Our key findings across all the areas we inspected were as follows:
- Staff understood and fulfilled their responsibilities to raise concerns, and to report incidents. Information about safety was recorded, monitored, appropriately reviewed and addressed.
- Patients’ needs were assessed and care was planned and delivered following best practice guidance. Staff had received training appropriate to their roles, with the exception of some areas of training that had not been undertaken, although further training needs had been identified and planned.
- Patients said they were treated with compassion, dignity and respect and they were involved in their care and decisions about their treatment.
- Information about services and how to complain was available and easy to understand.
- Patients said they found it easy to make an appointment with a named GP and that there was continuity of care, with urgent appointments available the same day.
- The practice had good facilities and was well equipped to treat patients and meet their needs.
- There was a clear leadership structure and staff felt supported by management. The practice proactively sought feedback from staff and patients, which it acted on.
We saw an area of outstanding practice:
- GPs undertook routine ‘mood screening’ for all new mothers at post-natal checks and followed-up non-attendance to help ensure signs of depression in new mothers was identified quickly. Double appointments were routinely offered to those patients who had been newly diagnosed with mental health issues.
However there were areas of practice where the provider needs to make improvements.

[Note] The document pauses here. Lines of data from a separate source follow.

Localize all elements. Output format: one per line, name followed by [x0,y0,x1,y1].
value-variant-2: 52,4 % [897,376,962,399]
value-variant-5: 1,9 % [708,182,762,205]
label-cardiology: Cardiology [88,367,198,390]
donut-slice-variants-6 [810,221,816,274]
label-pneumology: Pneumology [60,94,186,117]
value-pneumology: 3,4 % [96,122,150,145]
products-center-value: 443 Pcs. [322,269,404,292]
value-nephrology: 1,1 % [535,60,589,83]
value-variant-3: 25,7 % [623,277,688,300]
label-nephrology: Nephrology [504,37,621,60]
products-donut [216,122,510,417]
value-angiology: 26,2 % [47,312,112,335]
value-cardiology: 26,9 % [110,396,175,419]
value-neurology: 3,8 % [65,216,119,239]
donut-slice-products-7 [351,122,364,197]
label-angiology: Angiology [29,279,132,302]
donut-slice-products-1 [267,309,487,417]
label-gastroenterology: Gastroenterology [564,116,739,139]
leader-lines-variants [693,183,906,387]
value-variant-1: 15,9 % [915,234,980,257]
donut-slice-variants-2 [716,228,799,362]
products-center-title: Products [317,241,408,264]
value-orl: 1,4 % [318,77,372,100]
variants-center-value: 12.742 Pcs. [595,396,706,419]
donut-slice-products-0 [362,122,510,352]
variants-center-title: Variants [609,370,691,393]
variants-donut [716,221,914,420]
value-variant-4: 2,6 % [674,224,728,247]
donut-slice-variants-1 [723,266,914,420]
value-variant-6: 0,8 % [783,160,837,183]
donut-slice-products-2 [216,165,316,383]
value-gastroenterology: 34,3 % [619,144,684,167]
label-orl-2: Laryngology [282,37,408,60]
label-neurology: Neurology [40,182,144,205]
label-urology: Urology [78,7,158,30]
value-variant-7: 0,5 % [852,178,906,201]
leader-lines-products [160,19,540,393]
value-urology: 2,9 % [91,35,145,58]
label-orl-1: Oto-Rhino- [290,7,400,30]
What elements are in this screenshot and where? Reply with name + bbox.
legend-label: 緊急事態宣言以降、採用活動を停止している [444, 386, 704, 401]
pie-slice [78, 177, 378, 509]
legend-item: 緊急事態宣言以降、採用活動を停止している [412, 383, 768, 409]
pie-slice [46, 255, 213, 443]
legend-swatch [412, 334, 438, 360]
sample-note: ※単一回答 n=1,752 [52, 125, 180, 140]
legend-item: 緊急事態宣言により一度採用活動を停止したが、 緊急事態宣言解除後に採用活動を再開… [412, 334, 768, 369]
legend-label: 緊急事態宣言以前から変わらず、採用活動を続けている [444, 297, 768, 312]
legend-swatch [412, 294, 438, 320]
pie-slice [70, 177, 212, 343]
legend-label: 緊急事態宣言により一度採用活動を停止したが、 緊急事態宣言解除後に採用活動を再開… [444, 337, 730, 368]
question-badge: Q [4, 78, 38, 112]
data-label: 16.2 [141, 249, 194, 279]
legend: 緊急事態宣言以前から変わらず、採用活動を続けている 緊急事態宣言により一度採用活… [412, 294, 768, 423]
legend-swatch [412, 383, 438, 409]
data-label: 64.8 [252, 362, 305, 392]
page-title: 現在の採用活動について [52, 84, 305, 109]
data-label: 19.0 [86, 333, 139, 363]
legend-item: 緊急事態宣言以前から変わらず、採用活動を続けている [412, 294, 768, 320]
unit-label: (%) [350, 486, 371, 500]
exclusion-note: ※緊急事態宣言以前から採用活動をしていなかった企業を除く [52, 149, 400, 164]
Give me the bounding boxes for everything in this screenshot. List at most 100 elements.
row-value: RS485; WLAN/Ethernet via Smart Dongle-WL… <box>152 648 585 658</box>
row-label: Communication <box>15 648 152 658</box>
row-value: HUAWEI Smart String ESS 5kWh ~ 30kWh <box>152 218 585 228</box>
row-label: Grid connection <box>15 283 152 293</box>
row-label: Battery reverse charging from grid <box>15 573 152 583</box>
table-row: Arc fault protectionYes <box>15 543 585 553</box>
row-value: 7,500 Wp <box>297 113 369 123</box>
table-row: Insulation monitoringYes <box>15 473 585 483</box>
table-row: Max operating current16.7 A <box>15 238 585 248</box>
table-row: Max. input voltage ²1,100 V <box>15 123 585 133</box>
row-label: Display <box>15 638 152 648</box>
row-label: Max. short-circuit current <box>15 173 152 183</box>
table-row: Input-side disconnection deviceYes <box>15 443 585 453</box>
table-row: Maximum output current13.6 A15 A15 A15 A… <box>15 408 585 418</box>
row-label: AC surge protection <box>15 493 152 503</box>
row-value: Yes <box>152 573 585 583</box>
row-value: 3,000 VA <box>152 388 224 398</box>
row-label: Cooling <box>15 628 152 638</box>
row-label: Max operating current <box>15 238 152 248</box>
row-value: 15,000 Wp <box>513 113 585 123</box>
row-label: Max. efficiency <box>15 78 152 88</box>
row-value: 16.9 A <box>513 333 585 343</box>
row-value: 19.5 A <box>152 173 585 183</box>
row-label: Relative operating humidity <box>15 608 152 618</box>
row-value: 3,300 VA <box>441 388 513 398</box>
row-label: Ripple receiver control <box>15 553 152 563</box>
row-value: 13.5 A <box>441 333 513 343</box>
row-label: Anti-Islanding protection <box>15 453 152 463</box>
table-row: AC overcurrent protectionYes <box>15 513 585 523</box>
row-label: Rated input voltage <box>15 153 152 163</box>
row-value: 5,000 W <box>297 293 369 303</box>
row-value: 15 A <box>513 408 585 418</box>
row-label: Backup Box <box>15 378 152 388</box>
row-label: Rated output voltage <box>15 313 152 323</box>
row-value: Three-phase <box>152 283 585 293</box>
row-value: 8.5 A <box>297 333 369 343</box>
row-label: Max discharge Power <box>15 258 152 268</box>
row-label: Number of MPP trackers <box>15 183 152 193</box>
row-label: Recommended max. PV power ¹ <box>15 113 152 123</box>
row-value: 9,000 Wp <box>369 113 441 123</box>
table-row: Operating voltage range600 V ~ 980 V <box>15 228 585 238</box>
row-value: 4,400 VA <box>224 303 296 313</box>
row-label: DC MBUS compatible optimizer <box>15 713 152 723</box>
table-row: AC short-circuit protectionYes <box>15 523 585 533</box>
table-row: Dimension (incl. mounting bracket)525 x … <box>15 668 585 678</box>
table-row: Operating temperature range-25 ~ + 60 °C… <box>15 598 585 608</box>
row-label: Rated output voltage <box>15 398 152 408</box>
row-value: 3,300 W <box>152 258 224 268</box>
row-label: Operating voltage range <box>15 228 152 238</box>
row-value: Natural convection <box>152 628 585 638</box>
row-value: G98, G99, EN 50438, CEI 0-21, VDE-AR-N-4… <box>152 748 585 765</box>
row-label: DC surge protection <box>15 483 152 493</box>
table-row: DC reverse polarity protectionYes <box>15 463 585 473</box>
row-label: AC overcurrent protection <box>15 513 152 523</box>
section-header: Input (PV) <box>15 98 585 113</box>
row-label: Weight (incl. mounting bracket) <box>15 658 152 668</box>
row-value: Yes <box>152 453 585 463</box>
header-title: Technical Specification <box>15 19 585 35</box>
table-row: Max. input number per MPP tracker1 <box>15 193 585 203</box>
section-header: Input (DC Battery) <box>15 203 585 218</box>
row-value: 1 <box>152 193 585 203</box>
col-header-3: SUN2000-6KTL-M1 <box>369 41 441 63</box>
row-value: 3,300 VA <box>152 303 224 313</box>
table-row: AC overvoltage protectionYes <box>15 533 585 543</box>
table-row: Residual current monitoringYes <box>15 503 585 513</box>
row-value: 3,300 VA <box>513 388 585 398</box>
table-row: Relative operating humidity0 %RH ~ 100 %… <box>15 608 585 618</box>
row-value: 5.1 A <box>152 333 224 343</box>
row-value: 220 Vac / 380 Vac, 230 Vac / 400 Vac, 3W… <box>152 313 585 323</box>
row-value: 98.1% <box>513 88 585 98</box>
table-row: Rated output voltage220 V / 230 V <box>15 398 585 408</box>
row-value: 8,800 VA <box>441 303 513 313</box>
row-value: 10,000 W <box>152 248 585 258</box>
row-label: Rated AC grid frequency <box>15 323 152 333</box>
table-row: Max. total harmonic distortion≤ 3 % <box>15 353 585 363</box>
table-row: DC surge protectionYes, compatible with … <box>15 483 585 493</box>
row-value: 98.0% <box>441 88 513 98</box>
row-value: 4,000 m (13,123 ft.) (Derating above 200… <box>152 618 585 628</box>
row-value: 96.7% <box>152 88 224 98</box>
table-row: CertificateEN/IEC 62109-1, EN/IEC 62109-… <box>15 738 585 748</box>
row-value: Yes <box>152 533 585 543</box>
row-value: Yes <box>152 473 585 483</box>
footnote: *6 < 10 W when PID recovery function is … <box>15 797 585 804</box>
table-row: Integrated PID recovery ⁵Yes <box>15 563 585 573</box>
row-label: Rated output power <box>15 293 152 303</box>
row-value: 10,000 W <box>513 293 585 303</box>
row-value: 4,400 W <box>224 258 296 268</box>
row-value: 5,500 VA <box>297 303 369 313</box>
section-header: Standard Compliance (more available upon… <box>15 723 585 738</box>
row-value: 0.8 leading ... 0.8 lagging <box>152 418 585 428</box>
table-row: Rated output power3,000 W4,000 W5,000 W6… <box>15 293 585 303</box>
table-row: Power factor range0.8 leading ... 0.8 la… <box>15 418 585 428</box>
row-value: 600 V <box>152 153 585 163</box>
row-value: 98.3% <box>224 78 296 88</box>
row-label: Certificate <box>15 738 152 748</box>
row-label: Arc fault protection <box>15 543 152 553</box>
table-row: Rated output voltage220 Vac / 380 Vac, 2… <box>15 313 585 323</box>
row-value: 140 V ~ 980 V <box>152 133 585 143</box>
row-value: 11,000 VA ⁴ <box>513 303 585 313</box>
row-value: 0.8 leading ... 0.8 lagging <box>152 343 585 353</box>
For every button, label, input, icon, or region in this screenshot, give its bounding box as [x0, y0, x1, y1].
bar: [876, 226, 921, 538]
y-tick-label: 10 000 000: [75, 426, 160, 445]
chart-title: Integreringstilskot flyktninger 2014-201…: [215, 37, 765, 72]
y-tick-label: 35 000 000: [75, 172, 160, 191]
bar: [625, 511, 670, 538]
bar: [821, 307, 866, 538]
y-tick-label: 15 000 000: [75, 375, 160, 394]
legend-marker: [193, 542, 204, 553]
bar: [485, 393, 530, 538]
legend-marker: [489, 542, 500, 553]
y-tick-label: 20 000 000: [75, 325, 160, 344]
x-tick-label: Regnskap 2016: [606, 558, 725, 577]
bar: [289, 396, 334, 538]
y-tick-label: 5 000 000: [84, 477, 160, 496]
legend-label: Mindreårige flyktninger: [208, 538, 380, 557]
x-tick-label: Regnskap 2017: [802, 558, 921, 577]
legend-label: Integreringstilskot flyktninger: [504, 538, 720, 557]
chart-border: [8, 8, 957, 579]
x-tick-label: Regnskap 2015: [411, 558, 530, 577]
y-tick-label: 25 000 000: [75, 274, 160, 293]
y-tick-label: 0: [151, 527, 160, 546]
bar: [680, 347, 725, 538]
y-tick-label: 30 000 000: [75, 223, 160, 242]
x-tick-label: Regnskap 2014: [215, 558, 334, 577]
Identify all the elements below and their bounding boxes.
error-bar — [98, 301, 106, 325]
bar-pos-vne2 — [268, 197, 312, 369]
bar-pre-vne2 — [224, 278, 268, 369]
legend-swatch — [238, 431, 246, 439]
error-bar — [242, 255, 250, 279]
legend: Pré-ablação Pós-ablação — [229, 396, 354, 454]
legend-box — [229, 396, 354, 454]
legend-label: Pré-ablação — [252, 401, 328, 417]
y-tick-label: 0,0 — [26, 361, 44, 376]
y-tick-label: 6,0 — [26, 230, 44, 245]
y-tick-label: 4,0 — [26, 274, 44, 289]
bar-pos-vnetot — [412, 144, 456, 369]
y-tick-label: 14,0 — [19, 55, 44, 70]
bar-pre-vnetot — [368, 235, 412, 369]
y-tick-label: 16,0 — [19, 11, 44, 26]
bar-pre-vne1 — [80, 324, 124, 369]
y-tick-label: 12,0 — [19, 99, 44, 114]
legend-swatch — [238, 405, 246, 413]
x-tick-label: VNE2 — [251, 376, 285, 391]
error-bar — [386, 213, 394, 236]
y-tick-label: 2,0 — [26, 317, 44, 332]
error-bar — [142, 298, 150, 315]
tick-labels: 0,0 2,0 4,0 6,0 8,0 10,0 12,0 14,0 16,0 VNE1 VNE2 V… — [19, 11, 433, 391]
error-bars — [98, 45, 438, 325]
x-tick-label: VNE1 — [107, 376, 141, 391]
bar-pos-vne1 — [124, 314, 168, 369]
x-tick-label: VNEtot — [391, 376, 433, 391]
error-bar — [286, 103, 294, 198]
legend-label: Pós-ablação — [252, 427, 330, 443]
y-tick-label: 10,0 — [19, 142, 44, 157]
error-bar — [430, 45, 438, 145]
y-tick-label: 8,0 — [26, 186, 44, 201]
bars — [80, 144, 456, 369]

Importantly the provider MUST:
- Provide a safe and effective operating system in relation to preventing, detecting, and controlling the spread of infection, which includes having records and evidence of an audit programme, cleaning activity schedules and appropriate infection control training for staff.
- Provide a safe and effective operating system of recruitment, which includes obtaining DBS checks for administration staff who undertake chaperone duties.
Also, the provider SHOULD:
- review the policy arrangements for safeguarding vulnerable adults
- review the staff training requirements in relation to safeguarding vulnerable adults, chaperone duties, and the Mental Capacity Act 2005
- follow the practice recruitment policy to ensure all checks are in place when staff are employed
- review how risks are recorded, assessed and monitored within the practice.